Neue Strategie fürs Hauptgeschäft
Im Kerngeschäft ist die Post seit Jahren – auch schon vor Schwaller – mit sinkenden Briefmengen konfrontiert. Das reisst ein grosses Loch in die Kasse. Gleichzeitig – durch Corona noch verstärkt – steigen die Paketmengen stark an. Die Margen im Paketgeschäft sind jedoch kleiner und können das wegbrechende Geschäft bei den Briefen nicht kompensieren.
Unter dem neuen Chef, Roberto Cirillo, hat sich die Post eine neue Strategie gegeben. Geschäftsbereiche wurden zusammengelegt, Investitionen in Aussicht gestellt. Die Strategie beinhaltet auch eine gewichtige Änderung mit Symbolkraft: Der jahrelange Abbau bei den Poststellen soll gestoppt werden – etwas, was die erste Zeit von Schwaller bei der Post stark prägte.
Mit der Ernennung des Tessiners Cirillo zum Postchef ging der Verwaltungsrat ein Risiko ein – darin waren sich Beobachtende und die Politik einig. «Roberto Risiko» titelte der «Blick» gar. Tatsächlich: Ob Cirillos Pläne aufgehen, wird sich noch zeigen müssen. Schwallers Nachfolgerin oder Nachfolger wird sich damit nun beschäftigen müssen.
Postfinance in der Schwebe
Bei der Postfinance ist das Ringen um die Strategie in der Ära Schwaller so richtig gestartet: Die Posttochter soll ins Hypothekengeschäft einsteigen dürfen, im Gegenzug ist eine Privatisierung geplant. Der Streit darum wird den Konzern noch länger beschäftigen. So ist unklar, was mit dem Grundauftrag im Zahlungsverkehr der Postfinance bei einer allfälligen Privatisierung passieren soll. Derweil verliert die Postfinance weiterhin Kundinnen und Kunden und leidet unter der herrschenden Tiefzinssituation.
Als Schwaller an seiner nun letzten Bilanzmedienkonferenz noch einmal allen dankte, die Erfolge seiner Ära herausstrich, seine eigene Zukunft kurz skizzierte, spürte man noch einmal seine jahrelange Erfahrung in der Politik. Ruhig, gefasst, so, wie er immer auftrat – vielleicht mit Ausnahme der Pressekonferenzen rund um die Postauto-Affäre.

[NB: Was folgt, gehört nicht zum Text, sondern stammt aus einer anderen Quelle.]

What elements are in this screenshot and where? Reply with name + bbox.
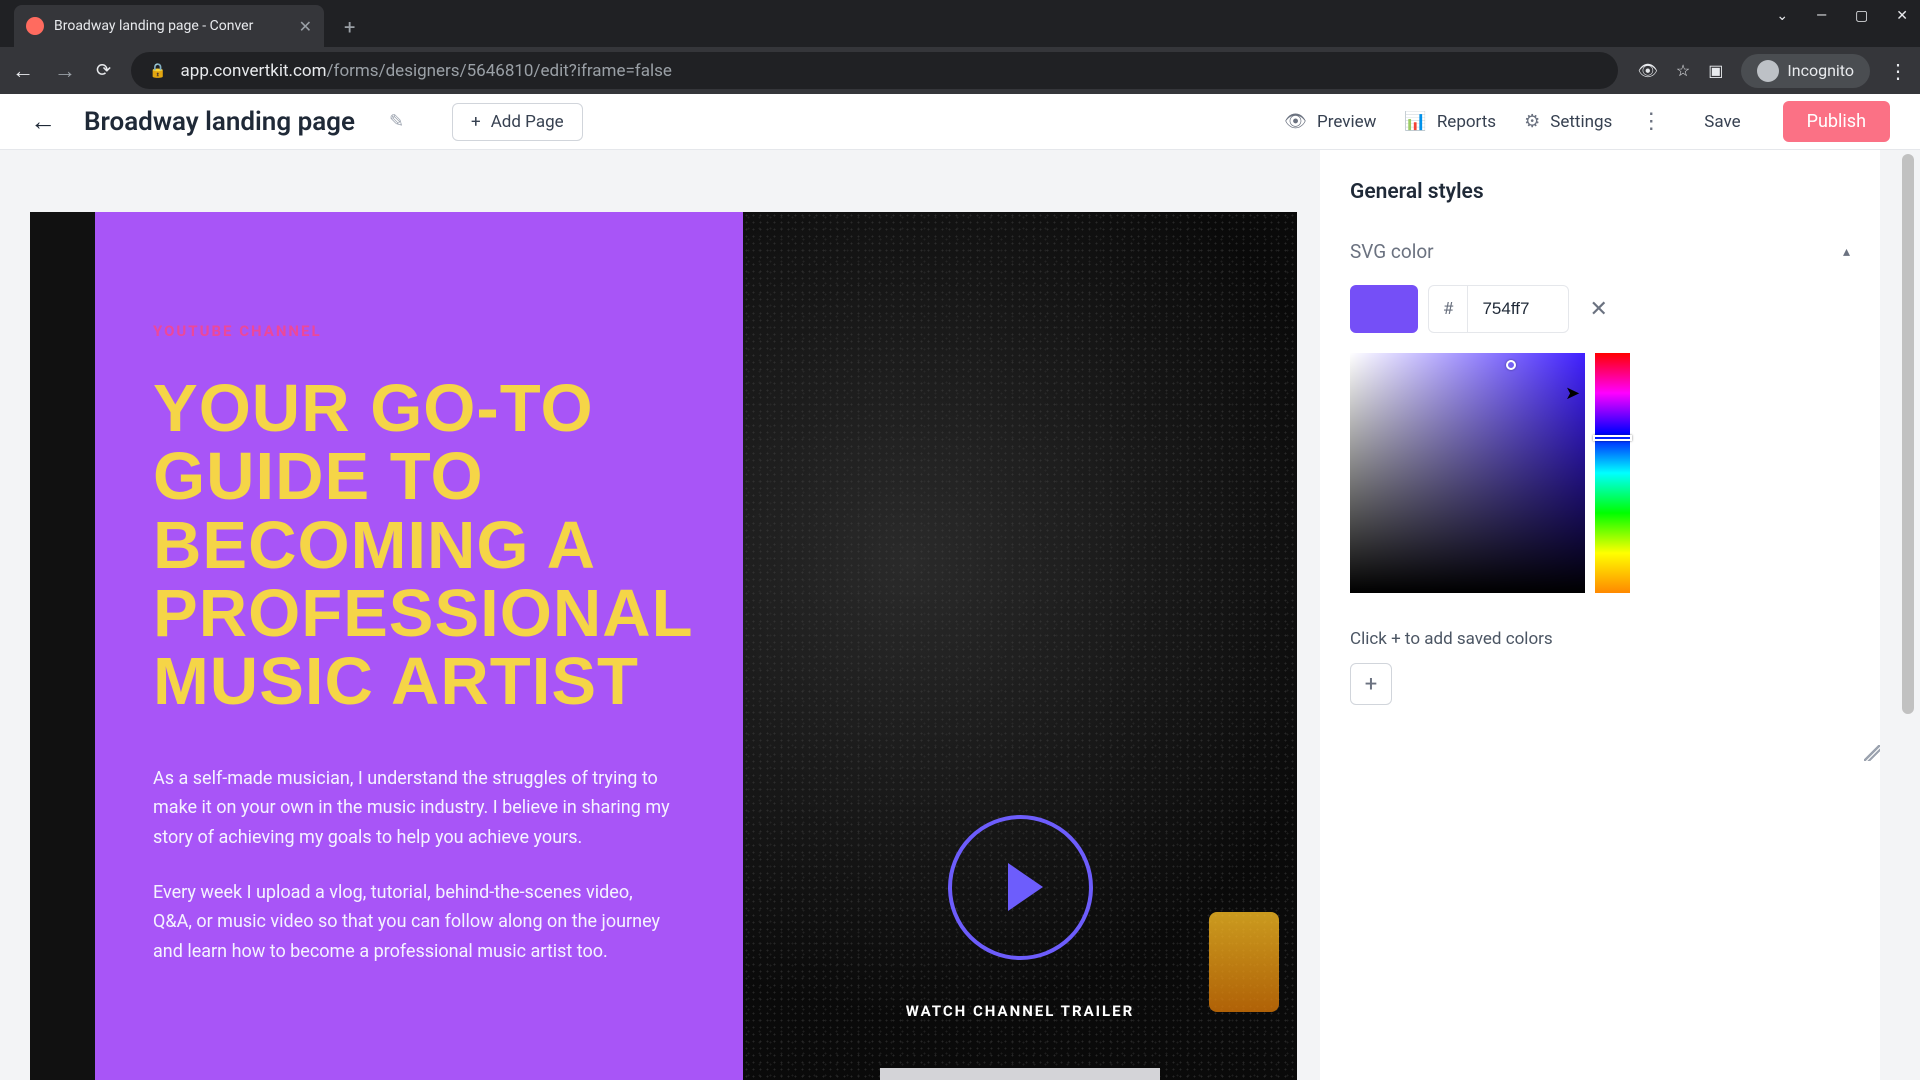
lp-eyebrow[interactable]: YOUTUBE CHANNEL bbox=[153, 322, 685, 340]
tab-favicon bbox=[26, 17, 44, 35]
app-back-icon[interactable]: ← bbox=[30, 106, 56, 137]
save-button[interactable]: Save bbox=[1690, 104, 1754, 140]
saturation-field[interactable] bbox=[1350, 353, 1585, 593]
plus-icon: + bbox=[471, 112, 481, 132]
chart-icon: 📊 bbox=[1404, 111, 1426, 132]
color-swatch[interactable] bbox=[1350, 285, 1418, 333]
clear-color-icon[interactable]: ✕ bbox=[1589, 297, 1607, 322]
lp-paragraph-1[interactable]: As a self-made musician, I understand th… bbox=[153, 764, 673, 853]
back-icon[interactable]: ← bbox=[12, 58, 34, 84]
close-window-icon[interactable]: ✕ bbox=[1896, 8, 1908, 24]
preview-button[interactable]: 👁 Preview bbox=[1284, 111, 1376, 132]
url-host: app.convertkit.com bbox=[181, 61, 327, 81]
landing-page-preview[interactable]: YOUTUBE CHANNEL YOUR GO-TO GUIDE TO BECO… bbox=[30, 212, 1297, 1080]
main-scrollbar[interactable] bbox=[1898, 150, 1918, 1080]
reload-icon[interactable]: ⟳ bbox=[96, 60, 111, 81]
more-menu-icon[interactable]: ⋮ bbox=[1640, 109, 1662, 134]
minimize-icon[interactable]: — bbox=[1816, 8, 1827, 24]
color-picker: ➤ bbox=[1350, 353, 1850, 593]
lp-left-strip bbox=[30, 212, 95, 1080]
editor-canvas[interactable]: YOUTUBE CHANNEL YOUR GO-TO GUIDE TO BECO… bbox=[0, 150, 1320, 1080]
window-controls: ⌄ — ▢ ✕ bbox=[1776, 8, 1908, 24]
saturation-cursor[interactable] bbox=[1506, 360, 1516, 370]
reports-label: Reports bbox=[1437, 112, 1496, 132]
tab-title: Broadway landing page - Conver bbox=[54, 18, 289, 34]
main-area: YOUTUBE CHANNEL YOUR GO-TO GUIDE TO BECO… bbox=[0, 150, 1920, 1080]
browser-chrome: Broadway landing page - Conver ✕ + ⌄ — ▢… bbox=[0, 0, 1920, 94]
play-button[interactable] bbox=[948, 815, 1093, 960]
settings-label: Settings bbox=[1550, 112, 1612, 132]
maximize-icon[interactable]: ▢ bbox=[1855, 8, 1868, 24]
chevron-up-icon[interactable]: ▴ bbox=[1843, 244, 1850, 260]
forward-icon[interactable]: → bbox=[54, 58, 76, 84]
lp-content-panel: YOUTUBE CHANNEL YOUR GO-TO GUIDE TO BECO… bbox=[95, 212, 743, 1080]
incognito-label: Incognito bbox=[1787, 61, 1854, 80]
eye-off-icon[interactable]: 👁 bbox=[1638, 61, 1658, 80]
lp-headline[interactable]: YOUR GO-TO GUIDE TO BECOMING A PROFESSIO… bbox=[153, 375, 685, 717]
settings-button[interactable]: ⚙ Settings bbox=[1524, 111, 1612, 132]
preview-label: Preview bbox=[1317, 112, 1376, 132]
section-label: SVG color bbox=[1350, 240, 1434, 263]
color-input-row: # ✕ bbox=[1350, 285, 1850, 333]
trailer-label[interactable]: WATCH CHANNEL TRAILER bbox=[906, 1000, 1134, 1023]
url-field[interactable]: 🔒 app.convertkit.com/forms/designers/564… bbox=[131, 52, 1618, 89]
app-toolbar: ← Broadway landing page ✎ + Add Page 👁 P… bbox=[0, 94, 1920, 150]
sliders-icon: ⚙ bbox=[1524, 111, 1540, 132]
hex-input-wrap: # bbox=[1428, 285, 1569, 333]
close-icon[interactable]: ✕ bbox=[299, 17, 312, 36]
new-tab-button[interactable]: + bbox=[332, 7, 367, 47]
lock-icon: 🔒 bbox=[149, 63, 166, 79]
play-icon bbox=[1008, 863, 1043, 911]
lp-bottom-bar bbox=[880, 1068, 1160, 1080]
url-path: /forms/designers/5646810/edit?iframe=fal… bbox=[327, 61, 672, 81]
nav-arrows: ← → bbox=[12, 58, 76, 84]
address-bar: ← → ⟳ 🔒 app.convertkit.com/forms/designe… bbox=[0, 47, 1920, 94]
resize-handle-icon[interactable] bbox=[1864, 745, 1880, 761]
browser-menu-icon[interactable]: ⋮ bbox=[1888, 59, 1908, 83]
add-page-button[interactable]: + Add Page bbox=[452, 103, 583, 141]
star-icon[interactable]: ☆ bbox=[1676, 61, 1690, 80]
svg-color-section-header[interactable]: SVG color ▴ bbox=[1350, 240, 1850, 263]
tab-bar: Broadway landing page - Conver ✕ + ⌄ — ▢… bbox=[0, 0, 1920, 47]
hex-input[interactable] bbox=[1468, 299, 1568, 319]
lp-video-panel: WATCH CHANNEL TRAILER bbox=[743, 212, 1297, 1080]
saved-colors-hint: Click + to add saved colors bbox=[1350, 629, 1850, 649]
browser-tab[interactable]: Broadway landing page - Conver ✕ bbox=[14, 5, 324, 47]
hue-slider[interactable] bbox=[1595, 353, 1630, 593]
styles-panel: General styles SVG color ▴ # ✕ ➤ Click +… bbox=[1320, 150, 1880, 1080]
tab-search-icon[interactable]: ⌄ bbox=[1776, 8, 1788, 24]
scrollbar-thumb[interactable] bbox=[1902, 154, 1914, 714]
panel-heading: General styles bbox=[1350, 180, 1850, 204]
reports-button[interactable]: 📊 Reports bbox=[1404, 111, 1496, 132]
page-title: Broadway landing page bbox=[84, 107, 355, 137]
edit-title-icon[interactable]: ✎ bbox=[389, 111, 404, 132]
add-page-label: Add Page bbox=[491, 112, 564, 132]
incognito-badge[interactable]: Incognito bbox=[1741, 54, 1870, 88]
lp-paragraph-2[interactable]: Every week I upload a vlog, tutorial, be… bbox=[153, 878, 673, 967]
mouse-cursor-icon: ➤ bbox=[1565, 383, 1580, 404]
lp-flame-decor bbox=[1209, 912, 1279, 1012]
hue-cursor[interactable] bbox=[1593, 435, 1632, 441]
publish-button[interactable]: Publish bbox=[1783, 101, 1890, 142]
add-saved-color-button[interactable]: + bbox=[1350, 663, 1392, 705]
eye-icon: 👁 bbox=[1284, 111, 1307, 132]
hash-label: # bbox=[1429, 286, 1468, 332]
extensions-icon[interactable]: ▣ bbox=[1708, 61, 1723, 80]
incognito-icon bbox=[1757, 60, 1779, 82]
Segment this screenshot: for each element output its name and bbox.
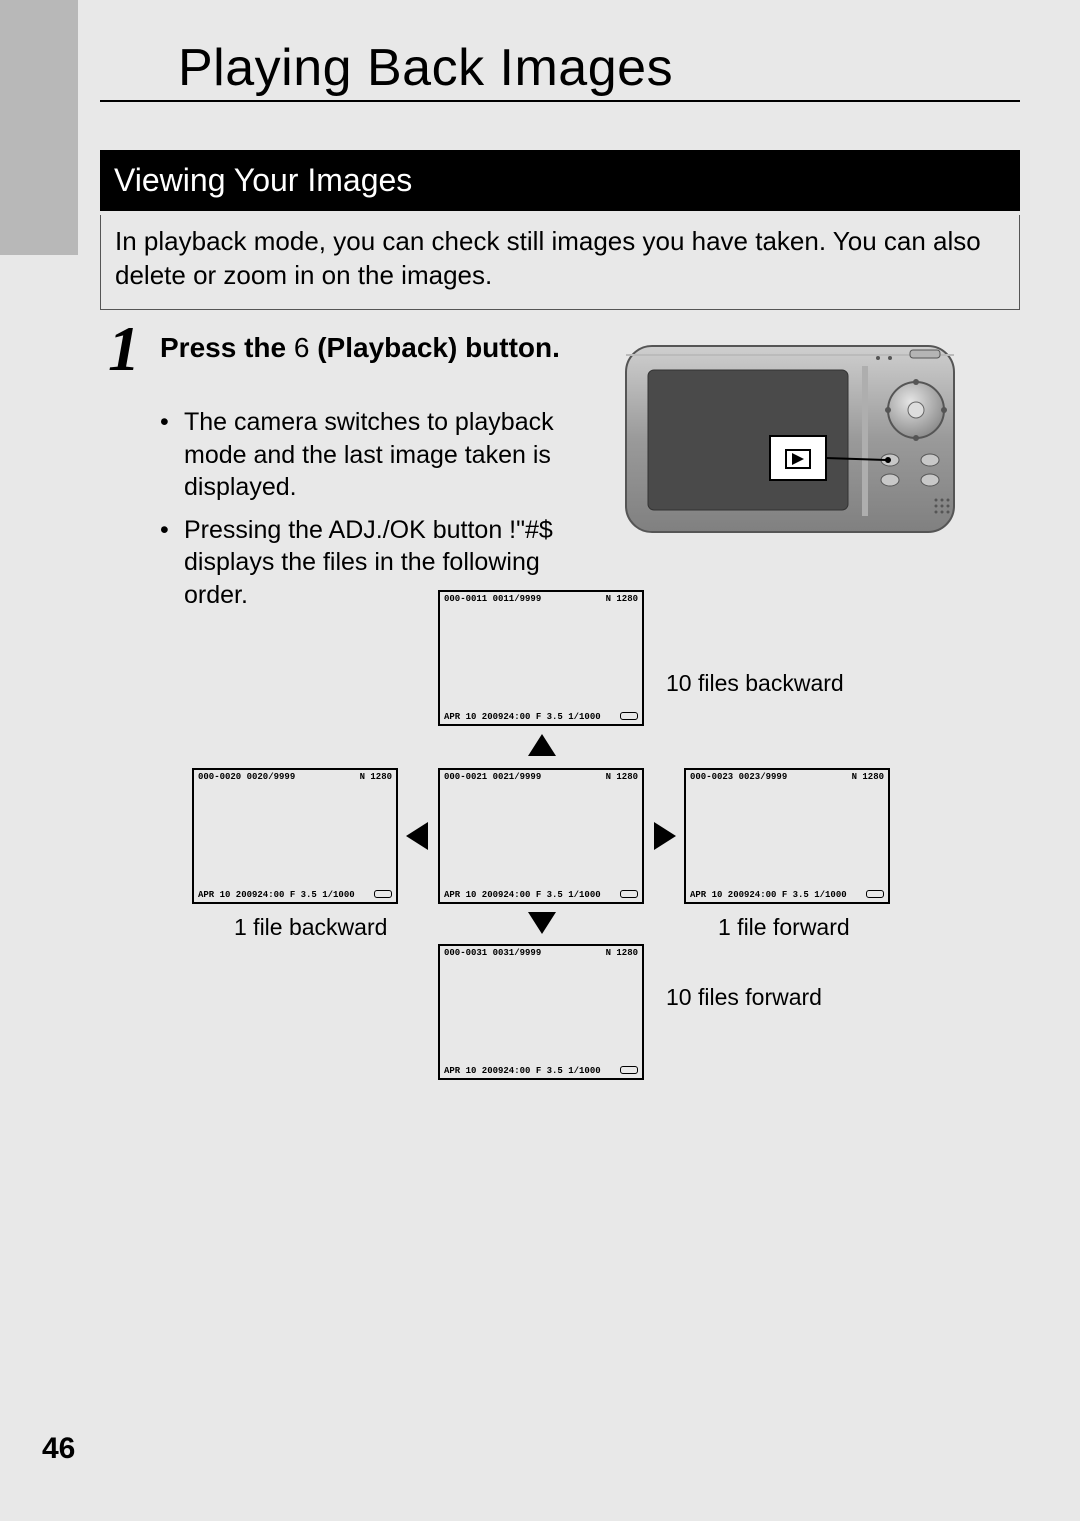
- thumb-tl: 000-0021 0021/9999: [444, 772, 541, 782]
- thumb-bl: APR 10 200924:00 F 3.5 1/1000: [690, 890, 847, 900]
- battery-icon: [374, 890, 392, 898]
- thumb-bl: APR 10 200924:00 F 3.5 1/1000: [444, 890, 601, 900]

Schwaller wird die Post künftig aus der Ferne beobachten. Nach etlichen Jahren in der Politik, fünf Jahren an der Spitze des Postkonzerns, trete er beruflich etwas kürzer. «Es ist der ideale Zeitpunkt, für die Schweizerische Post und für mich», sagte er. Schwaller war zwölf Jahre Ständerat für den Kanton Freiburg, wo er zuvor für die CVP in der Regierung sass. Auch einer Bundesratswahl stellte er sich 2009, gewählt wurde damals jedoch Didier Burkhalter.
Schwaller geht – doch die Probleme bleiben. Ab Dezember wird sich eine neue strategische Führung damit befassen müssen.